The mountains in Val di Fiemme: an open air book

The shepherds’ writings. Three centuries of rock art in Val di Fiemme

[ Museo degli Usi e Costumi della Gente Trentina]

The exhibition “The shepherds’ writings”, organized by Marta Bazzanella for the “Museo degli usi e costumi della gente trentina” (Museum of the habits and customs of the people of Trentino) is now at the former “Tabià del Moco” in Ziano di Fiemme and is open until 11 January 2015.

Six years of research, 2.682 surveyed walls, about 30.000 writings located, of which 5.000 have been catalogued by now: these are the numbers of the research carried out by the “Museo degli usi e costumi della gente trentina” of San Michele all’Adige (Museum of the traditions and customs of the people of Trentino) on the mountains of Val di Fiemme and in particular on Monte Cornon.

The site www.scrittedeipastori.itoffers users the results of field research, surveys and interviews.

In fact, shepherds painted as many as thousands of writings on the slopes of Monte Cornon between the second half of the seventeenth century and the first half of the twentieth century.

These “open air” documents painted on the limestone cliffs of the south-looking slopes of the Cornon ridge, separating high-altitude prairies from halfway grazing lands, tell us about shepherds and flocks of sheet passing by. The writings on the rock were made with local red ochre, the so-called “ból”; such clay was mixed with goat’s milk or saliva to obtain a thick mush to be applied with a small branch.
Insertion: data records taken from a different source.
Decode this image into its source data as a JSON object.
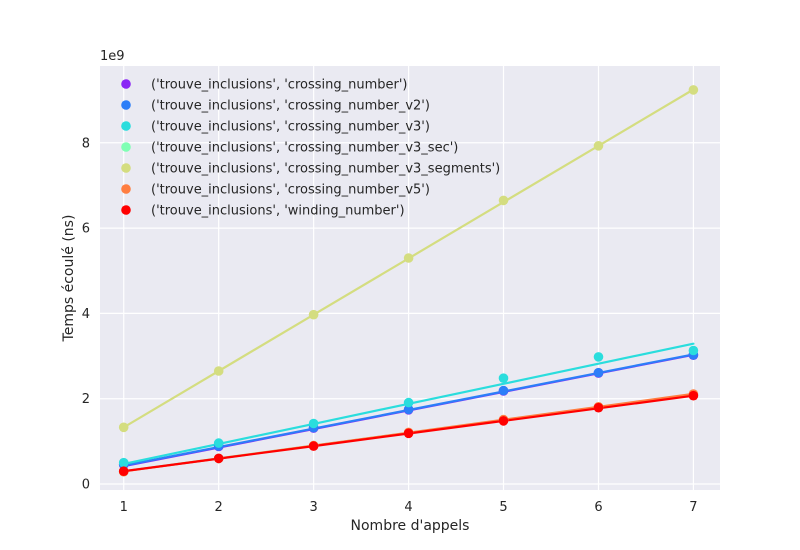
{
  "chart_data": {
    "type": "line",
    "title": "",
    "xlabel": "Nombre d'appels",
    "ylabel": "Temps écoulé (ns)",
    "y_offset_label": "1e9",
    "xlim": [
      0.75,
      7.28
    ],
    "ylim": [
      -0.14,
      9.8
    ],
    "x": [
      1,
      2,
      3,
      4,
      5,
      6,
      7
    ],
    "x_ticks": [
      1,
      2,
      3,
      4,
      5,
      6,
      7
    ],
    "y_ticks": [
      0,
      2,
      4,
      6,
      8
    ],
    "y_tick_labels": [
      "0",
      "2",
      "4",
      "6",
      "8"
    ],
    "grid": true,
    "legend_position": "top-left",
    "series": [
      {
        "name": "('trouve_inclusions', 'crossing_number')",
        "color": "#8a24f5",
        "points": [
          0.45,
          0.88,
          1.31,
          1.74,
          2.18,
          2.6,
          3.02
        ],
        "fit": [
          0.42,
          0.855,
          1.29,
          1.725,
          2.16,
          2.595,
          3.03
        ]
      },
      {
        "name": "('trouve_inclusions', 'crossing_number_v2')",
        "color": "#2c7ef8",
        "points": [
          0.46,
          0.89,
          1.32,
          1.75,
          2.19,
          2.61,
          3.03
        ],
        "fit": [
          0.43,
          0.865,
          1.3,
          1.735,
          2.17,
          2.605,
          3.04
        ]
      },
      {
        "name": "('trouve_inclusions', 'crossing_number_v3')",
        "color": "#2adddd",
        "points": [
          0.5,
          0.96,
          1.42,
          1.91,
          2.48,
          2.98,
          3.13
        ],
        "fit": [
          0.47,
          0.94,
          1.41,
          1.88,
          2.35,
          2.82,
          3.29
        ]
      },
      {
        "name": "('trouve_inclusions', 'crossing_number_v3_sec')",
        "color": "#80ffb4",
        "points": [
          0.29,
          0.6,
          0.9,
          1.2,
          1.5,
          1.8,
          2.09
        ],
        "fit": [
          0.3,
          0.6,
          0.9,
          1.2,
          1.5,
          1.8,
          2.1
        ]
      },
      {
        "name": "('trouve_inclusions', 'crossing_number_v3_segments')",
        "color": "#d4dd80",
        "points": [
          1.33,
          2.65,
          3.97,
          5.3,
          6.65,
          7.93,
          9.24
        ],
        "fit": [
          1.33,
          2.65,
          3.97,
          5.29,
          6.61,
          7.93,
          9.25
        ]
      },
      {
        "name": "('trouve_inclusions', 'crossing_number_v5')",
        "color": "#ff7e41",
        "points": [
          0.29,
          0.6,
          0.9,
          1.21,
          1.51,
          1.81,
          2.11
        ],
        "fit": [
          0.295,
          0.598,
          0.901,
          1.204,
          1.507,
          1.81,
          2.113
        ]
      },
      {
        "name": "('trouve_inclusions', 'winding_number')",
        "color": "#ff0000",
        "points": [
          0.3,
          0.6,
          0.89,
          1.19,
          1.48,
          1.79,
          2.07
        ],
        "fit": [
          0.3,
          0.595,
          0.89,
          1.185,
          1.48,
          1.775,
          2.07
        ]
      }
    ]
  }
}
The writings feature the initials of the name and surname of the shepherds that made them, the indication of the year and often of the month and day too, and the tally of the livestock put out to pasture. The writings themselves may also be enclosed by borders of different shapes, sometimes accompanied by drawings and brief notes: religious symbols, drawings of animals, hunting scenes, portraits, self-portraits, greetings and diaristic notes.

Almost always the shepherd added the symbol or “sign” identifying his house, which in the past was very important since it attested whom the sheep and work tools belonged to.

The ethnographic research carried out by the Museum of San Michele has led to the identification of two rock shelters: the shelter of Trato and the shelter of Mandra di Dos Capèl, which were used respectively as a temporary resting place, and as temporary shelter during the summer season.

In the exhibition, a reconstruction of the shelter of Trato allows the visitor to retrace ancient rituals, and to examine the results of the analysis of the physical and chemical properties of the red clay of the writings. Such analysis were performed by Antonio Miotello and Laura Toniutti of the “Hydrogen-Energy-Environment Laboratory” of the Faculty of Science of the University of Trento.